PostPosted: Sun Aug 28, 2016 4:02 pm
by smokie treats
I tried to solve Largo_04 with AZD on progressive mode for 57 attempts, and the solver locked in on this:

Score: 21504 Ioc: 718 M: 185 C: 340 S: 63

lanallystbertstho
ngtiandsondeasout
stsanteherhotobeg
icncalcallytheren
thatitsomersosehe
rnedonalallystomo
storimitiesebeder
insascallyhottest
inintonandsemidda
sedoesarahashantt
edbegincanallysur
renedirreconsheth
eirhugefibriorttr
ipsingshegictopas
callyhreachestner
sonstaterofthipor
dmarsinthernedinc
annallypoisstocap
retodetheighttheg
instdeatylatdpdyc

It looks like there may be a lot of repeated phrases. I marked some consistencies in red.
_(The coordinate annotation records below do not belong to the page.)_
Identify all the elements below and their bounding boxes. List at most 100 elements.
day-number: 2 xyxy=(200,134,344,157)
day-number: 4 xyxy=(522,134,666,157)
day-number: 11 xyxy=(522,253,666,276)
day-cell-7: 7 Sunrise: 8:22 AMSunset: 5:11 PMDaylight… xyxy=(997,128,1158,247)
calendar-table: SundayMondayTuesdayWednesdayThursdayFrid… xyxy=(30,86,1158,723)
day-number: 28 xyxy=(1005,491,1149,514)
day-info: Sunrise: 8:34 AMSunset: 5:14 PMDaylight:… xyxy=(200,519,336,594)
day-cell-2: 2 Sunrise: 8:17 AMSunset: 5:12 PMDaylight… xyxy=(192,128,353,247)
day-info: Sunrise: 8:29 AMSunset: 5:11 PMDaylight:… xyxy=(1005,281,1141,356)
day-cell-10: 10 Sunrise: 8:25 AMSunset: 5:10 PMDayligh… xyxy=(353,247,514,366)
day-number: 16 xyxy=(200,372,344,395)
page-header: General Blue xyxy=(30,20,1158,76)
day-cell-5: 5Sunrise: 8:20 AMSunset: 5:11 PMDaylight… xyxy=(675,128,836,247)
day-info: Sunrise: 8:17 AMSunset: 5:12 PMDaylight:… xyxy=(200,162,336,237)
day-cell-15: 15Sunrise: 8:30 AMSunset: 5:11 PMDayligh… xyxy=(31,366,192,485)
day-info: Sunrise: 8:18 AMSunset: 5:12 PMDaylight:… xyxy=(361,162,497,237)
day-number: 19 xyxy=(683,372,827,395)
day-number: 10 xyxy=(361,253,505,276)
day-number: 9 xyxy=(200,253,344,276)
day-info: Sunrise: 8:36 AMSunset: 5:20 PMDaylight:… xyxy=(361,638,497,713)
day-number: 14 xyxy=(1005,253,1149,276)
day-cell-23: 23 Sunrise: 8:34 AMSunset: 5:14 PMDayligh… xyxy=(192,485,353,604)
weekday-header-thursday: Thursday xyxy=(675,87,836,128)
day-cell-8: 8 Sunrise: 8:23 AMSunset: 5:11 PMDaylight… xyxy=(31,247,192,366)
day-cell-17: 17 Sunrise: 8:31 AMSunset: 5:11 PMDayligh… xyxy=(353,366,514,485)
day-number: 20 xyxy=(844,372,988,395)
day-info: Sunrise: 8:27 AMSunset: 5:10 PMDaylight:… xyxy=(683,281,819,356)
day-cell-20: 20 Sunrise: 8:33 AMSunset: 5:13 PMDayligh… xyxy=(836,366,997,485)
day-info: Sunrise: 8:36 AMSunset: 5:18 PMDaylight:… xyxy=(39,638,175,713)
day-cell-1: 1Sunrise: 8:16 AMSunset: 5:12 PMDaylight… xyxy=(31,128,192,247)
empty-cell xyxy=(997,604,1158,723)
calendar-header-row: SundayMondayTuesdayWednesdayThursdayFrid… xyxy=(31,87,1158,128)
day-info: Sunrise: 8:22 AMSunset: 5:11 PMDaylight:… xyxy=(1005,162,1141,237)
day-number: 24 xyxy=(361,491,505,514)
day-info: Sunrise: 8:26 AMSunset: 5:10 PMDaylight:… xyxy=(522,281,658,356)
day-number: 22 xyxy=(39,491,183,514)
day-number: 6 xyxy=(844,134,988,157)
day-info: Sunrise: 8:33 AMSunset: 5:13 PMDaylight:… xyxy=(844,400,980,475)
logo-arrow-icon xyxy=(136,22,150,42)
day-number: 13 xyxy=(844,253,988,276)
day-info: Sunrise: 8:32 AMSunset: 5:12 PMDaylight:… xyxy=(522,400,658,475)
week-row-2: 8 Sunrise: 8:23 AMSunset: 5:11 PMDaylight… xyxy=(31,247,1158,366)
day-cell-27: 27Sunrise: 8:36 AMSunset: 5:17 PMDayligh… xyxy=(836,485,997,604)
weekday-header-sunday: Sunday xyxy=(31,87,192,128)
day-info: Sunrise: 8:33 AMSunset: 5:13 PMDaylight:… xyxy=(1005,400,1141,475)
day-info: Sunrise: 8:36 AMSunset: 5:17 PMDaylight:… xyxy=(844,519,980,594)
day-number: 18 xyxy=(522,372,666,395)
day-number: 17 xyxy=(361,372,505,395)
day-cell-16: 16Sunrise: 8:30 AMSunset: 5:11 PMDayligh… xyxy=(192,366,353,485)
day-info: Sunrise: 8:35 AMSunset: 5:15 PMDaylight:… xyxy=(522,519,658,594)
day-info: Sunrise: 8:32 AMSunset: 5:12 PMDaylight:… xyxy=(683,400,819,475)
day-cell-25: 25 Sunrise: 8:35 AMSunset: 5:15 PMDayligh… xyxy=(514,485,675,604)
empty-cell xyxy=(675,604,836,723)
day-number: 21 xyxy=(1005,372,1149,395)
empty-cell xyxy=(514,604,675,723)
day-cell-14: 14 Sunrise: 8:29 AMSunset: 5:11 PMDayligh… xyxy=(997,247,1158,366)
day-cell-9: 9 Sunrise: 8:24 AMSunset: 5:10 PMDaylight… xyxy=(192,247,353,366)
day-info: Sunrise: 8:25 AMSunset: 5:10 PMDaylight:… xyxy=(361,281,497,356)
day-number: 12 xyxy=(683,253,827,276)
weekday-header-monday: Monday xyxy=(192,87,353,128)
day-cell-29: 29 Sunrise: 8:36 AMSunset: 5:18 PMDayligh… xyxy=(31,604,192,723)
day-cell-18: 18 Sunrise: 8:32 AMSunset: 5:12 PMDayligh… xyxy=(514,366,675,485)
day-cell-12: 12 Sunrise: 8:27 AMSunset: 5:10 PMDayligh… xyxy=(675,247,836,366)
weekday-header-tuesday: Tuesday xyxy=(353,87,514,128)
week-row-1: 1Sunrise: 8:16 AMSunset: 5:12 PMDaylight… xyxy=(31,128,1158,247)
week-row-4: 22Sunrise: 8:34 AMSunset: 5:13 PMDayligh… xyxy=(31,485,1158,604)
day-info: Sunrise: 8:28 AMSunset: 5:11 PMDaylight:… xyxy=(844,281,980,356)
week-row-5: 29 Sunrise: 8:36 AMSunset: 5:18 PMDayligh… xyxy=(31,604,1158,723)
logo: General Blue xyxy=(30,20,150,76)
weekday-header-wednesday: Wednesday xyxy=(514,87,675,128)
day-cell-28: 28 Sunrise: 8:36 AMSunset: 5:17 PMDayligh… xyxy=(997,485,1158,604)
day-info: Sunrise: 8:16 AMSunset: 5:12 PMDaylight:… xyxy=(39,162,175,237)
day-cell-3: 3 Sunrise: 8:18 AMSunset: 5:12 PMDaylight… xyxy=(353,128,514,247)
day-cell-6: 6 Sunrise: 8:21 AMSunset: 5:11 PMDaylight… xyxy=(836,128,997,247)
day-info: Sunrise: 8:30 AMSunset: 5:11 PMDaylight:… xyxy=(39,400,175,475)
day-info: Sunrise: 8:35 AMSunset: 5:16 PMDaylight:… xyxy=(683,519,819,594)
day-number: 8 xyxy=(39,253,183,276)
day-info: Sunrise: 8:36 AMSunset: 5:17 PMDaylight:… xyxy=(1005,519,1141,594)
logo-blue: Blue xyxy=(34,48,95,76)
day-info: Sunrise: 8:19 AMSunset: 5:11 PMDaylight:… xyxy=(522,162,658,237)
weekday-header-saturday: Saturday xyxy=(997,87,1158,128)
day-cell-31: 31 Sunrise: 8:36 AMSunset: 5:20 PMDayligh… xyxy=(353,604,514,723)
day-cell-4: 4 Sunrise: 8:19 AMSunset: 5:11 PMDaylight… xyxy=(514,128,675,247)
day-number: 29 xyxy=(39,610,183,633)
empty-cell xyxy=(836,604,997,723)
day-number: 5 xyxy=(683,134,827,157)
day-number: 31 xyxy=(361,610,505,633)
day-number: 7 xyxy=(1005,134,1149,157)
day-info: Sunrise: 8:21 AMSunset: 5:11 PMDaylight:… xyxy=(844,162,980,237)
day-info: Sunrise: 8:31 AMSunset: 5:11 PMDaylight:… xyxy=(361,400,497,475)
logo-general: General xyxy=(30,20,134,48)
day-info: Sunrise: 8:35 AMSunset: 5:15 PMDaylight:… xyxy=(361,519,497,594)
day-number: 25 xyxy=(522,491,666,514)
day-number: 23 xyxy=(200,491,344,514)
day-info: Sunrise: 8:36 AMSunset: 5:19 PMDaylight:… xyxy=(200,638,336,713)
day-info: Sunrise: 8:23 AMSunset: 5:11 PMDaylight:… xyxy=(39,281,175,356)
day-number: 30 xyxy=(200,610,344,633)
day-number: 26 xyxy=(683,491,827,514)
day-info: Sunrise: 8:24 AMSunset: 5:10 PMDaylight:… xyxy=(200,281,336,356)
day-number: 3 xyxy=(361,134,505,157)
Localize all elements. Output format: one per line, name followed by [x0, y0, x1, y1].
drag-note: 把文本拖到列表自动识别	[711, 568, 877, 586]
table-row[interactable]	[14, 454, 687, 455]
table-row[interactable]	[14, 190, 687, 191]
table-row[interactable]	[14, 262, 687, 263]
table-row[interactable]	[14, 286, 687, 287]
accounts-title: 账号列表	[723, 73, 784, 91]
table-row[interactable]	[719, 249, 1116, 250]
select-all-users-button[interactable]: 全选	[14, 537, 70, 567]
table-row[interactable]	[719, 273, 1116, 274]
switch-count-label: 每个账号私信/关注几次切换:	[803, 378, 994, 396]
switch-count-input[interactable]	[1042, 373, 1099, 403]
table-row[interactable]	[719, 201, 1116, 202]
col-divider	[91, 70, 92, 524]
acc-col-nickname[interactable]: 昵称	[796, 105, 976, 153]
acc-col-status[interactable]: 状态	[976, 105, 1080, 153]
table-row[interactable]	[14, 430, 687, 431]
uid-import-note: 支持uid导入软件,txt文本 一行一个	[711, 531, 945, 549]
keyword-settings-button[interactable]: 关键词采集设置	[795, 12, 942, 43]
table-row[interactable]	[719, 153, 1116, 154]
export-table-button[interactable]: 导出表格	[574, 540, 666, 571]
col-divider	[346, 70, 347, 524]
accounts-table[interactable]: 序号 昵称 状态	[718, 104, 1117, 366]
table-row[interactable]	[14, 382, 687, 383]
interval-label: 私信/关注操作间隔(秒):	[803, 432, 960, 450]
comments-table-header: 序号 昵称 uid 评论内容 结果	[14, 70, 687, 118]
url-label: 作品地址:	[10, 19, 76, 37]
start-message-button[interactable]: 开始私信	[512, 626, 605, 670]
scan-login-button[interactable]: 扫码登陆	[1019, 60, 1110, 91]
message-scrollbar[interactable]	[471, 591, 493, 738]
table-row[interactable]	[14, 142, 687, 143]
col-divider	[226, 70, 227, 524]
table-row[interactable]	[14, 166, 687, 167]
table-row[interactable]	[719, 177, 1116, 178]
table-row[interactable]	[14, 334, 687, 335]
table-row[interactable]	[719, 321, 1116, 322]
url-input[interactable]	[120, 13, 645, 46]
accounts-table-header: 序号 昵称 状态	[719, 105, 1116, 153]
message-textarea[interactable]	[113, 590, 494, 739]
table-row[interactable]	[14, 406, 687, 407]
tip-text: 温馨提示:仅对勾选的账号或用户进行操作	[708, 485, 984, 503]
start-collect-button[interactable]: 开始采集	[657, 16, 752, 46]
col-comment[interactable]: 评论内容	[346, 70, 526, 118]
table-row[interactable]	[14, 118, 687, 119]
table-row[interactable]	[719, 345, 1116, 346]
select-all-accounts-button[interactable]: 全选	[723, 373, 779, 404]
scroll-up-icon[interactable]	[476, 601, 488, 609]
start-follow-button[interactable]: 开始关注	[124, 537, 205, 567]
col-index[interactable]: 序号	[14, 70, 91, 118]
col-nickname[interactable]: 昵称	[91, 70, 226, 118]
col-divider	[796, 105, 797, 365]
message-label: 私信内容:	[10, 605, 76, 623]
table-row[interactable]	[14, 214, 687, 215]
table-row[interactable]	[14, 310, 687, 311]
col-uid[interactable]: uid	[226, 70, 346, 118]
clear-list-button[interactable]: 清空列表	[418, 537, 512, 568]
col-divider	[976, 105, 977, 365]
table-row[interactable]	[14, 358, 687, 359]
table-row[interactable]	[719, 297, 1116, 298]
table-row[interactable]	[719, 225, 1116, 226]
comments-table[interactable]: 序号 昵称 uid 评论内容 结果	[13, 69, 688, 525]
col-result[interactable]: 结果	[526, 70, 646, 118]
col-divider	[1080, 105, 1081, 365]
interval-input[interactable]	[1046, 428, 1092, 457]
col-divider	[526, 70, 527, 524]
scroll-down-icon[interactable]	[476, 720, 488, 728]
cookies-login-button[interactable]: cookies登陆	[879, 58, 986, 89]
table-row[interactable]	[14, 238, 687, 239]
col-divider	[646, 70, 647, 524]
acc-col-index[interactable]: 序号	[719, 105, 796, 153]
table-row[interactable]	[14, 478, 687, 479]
Re: Not all homophonic substitutions can be auto-solved

PostPosted: Thu Sep 01, 2016 12:50 pm
by Largo
Hi!

Thanks for trying to break my cipher smokie treats!
Is someone trying to solve it at the moment or do you want me to post the solution so that we can discuss how to auto-solve a message like Largo_04?

Maybe a small hint:
The repeating pattern "ally" does not represent an exactly repeated pattern in the plaintext. The parts are similar to each other but differ a bit.